The evening troubles have left me bitter and slightly irritated over all that shit regarding preconceived notions, being full of shit all the time, and a general retraction of whatever forces the line between reality and duality. Yes, that again. I'm kind of tired of it, to be honest, but there is little I can do without completely isolating myself these days. And that is not easy. Due to living here in town, eventually I need to be in contact with someone regarding something. No getting around it. Therein lies the problem. One thing will lead to another, the gates will remain unlocked just a little bit too long, and then the shit will begin to flow a smidgen at a time. For the time being I need to hold fast with the ideas I've embraced and paths formed in my head so as to protect myself from the bullshit. Being angry all the time is rather tiring.

I've established enough here for the time being. Dreams, problems stemming from seeing one or more forms out there and then falling off a cliff because of the weak need to be acknowledged by a person I don't even know, sitting here spouting about all of it and then cycling through again. The realization of confirming who or what I am inside through a very rare means is not helping me to breathe my way through a fucking day. I know it is true and about as deeply personal as one can imagine. I know it.

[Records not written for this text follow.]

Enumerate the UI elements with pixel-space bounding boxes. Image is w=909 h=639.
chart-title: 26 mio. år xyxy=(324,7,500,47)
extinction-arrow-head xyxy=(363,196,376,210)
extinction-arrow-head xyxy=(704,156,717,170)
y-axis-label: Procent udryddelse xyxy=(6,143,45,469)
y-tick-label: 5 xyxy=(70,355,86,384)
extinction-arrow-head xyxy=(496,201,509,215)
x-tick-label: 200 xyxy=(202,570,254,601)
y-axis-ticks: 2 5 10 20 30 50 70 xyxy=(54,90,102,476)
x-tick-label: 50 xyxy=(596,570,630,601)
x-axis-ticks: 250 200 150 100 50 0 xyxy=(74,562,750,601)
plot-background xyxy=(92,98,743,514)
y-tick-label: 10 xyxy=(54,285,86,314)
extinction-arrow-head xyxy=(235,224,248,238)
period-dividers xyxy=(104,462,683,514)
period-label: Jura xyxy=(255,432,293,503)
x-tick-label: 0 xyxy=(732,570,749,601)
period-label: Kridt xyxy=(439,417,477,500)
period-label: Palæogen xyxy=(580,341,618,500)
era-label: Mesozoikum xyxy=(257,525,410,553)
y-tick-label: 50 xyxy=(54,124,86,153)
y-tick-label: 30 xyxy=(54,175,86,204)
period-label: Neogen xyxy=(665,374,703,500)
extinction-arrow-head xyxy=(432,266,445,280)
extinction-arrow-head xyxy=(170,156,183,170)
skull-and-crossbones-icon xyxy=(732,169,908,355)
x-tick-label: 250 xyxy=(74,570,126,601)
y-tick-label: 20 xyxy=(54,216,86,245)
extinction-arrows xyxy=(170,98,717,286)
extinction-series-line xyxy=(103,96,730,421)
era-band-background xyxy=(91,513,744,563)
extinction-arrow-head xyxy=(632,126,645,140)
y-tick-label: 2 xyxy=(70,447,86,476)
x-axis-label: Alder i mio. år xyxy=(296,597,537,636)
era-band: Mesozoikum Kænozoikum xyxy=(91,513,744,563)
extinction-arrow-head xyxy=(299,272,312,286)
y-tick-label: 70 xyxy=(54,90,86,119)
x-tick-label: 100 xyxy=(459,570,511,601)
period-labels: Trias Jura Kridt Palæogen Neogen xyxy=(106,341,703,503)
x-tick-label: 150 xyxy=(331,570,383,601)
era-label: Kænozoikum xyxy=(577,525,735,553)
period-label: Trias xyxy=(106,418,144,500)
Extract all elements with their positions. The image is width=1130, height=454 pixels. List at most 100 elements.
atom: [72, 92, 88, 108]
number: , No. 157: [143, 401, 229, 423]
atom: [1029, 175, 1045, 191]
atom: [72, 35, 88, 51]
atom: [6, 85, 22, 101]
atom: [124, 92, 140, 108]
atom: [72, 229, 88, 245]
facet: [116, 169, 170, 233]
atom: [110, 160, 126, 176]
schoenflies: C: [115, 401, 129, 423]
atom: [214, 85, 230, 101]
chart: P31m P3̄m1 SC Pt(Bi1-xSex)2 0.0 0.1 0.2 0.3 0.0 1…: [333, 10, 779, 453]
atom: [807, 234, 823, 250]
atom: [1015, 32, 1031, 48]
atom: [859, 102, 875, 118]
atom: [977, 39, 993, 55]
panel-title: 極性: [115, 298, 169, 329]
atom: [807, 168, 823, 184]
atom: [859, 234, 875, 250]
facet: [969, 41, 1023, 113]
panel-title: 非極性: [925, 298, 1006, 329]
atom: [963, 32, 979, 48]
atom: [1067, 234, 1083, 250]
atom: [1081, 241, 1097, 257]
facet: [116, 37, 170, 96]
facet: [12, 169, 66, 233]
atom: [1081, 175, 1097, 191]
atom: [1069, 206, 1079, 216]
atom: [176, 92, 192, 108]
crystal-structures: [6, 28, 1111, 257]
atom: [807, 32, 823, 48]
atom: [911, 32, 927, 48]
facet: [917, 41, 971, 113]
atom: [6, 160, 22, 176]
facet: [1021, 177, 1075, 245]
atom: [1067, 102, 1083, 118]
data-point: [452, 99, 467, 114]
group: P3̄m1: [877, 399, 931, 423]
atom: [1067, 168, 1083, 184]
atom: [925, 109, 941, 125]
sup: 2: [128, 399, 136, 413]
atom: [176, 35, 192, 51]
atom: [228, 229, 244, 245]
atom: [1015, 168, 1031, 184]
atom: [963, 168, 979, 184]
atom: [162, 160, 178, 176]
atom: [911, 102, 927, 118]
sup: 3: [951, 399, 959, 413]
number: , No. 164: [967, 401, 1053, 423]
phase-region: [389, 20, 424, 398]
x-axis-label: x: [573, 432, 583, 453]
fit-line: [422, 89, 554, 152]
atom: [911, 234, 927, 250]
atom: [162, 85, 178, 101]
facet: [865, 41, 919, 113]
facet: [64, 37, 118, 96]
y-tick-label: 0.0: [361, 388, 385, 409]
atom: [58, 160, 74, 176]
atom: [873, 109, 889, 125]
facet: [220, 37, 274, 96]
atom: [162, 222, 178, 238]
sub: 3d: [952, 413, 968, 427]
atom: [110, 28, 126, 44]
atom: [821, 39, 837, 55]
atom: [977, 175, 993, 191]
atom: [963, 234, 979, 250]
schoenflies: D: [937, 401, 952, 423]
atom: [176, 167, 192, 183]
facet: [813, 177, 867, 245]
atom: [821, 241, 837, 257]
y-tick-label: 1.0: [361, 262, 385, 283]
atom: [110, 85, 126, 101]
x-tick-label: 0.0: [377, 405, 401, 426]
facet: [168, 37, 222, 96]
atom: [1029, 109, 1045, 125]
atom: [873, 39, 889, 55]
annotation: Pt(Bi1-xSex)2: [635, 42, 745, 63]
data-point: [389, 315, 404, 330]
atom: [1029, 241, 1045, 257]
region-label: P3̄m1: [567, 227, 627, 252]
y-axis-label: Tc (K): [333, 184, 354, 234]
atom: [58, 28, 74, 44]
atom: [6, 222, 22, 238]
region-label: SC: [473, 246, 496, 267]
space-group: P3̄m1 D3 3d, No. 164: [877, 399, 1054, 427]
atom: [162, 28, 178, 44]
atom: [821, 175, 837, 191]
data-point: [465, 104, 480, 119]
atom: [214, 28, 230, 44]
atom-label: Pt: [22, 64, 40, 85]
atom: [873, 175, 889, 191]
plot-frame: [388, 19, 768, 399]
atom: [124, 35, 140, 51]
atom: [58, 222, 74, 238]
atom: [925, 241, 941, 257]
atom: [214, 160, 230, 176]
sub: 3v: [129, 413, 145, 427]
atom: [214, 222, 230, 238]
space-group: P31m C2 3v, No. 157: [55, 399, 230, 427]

The last switch... Not good.

Sunday and a different kind of day than all the others. This is the beginning of a new period... A new way of doing things. No switches or any of that shit, just a method of dealing with the daily items I have not embraced as of yet. This hasn't been necessary. Yesterday's foray into the airwaves helped me to see that I am not pushing anything else in life right now and must change my ways. I am always listening, yet rarely speaking. Today will be the first day of the new period and a departure from what was referred to as the 'current period' since last year. The path from here forward will need to be taken slowly and stepped gently so I can maintain certain aspects of each day as I must have them in place. The rest is going to be graded, like people. This is something I knew was on the horizon since first touching upon the subject way back in zero three and again in four. No predictions. Just a dull, aching knowledge that the black was out there waiting and would engulf everything at some point in the future.

Small steps taken in groups. A few each day, and those days will be many. The airwaves helped to push my head beyond the small space I've created recently and forced me to look squarely at the future not as something worrisome and gray (sullen), but rather as a beam of light to be embraced. It is a place in which I can live by a set of standards other people will not understand at all. Questions will mean said standards shall be rammed down their throats. Soon no one will want to be near me, especially if I am speaking. I will continue to use the airwaves and my understanding of them as a connection to a place undefined in people's eyes. They will never know. The end of this section of my Arina analysis is also the end of my discussing how I feel about anyone or anything in the world with another person. There will be much here, however. As soon as I hear someone's voice addressing me with a question, the shutdown will be swift.

La realizzazione must wait a bit.

I need to get this the hell off the IDE and shoved to production."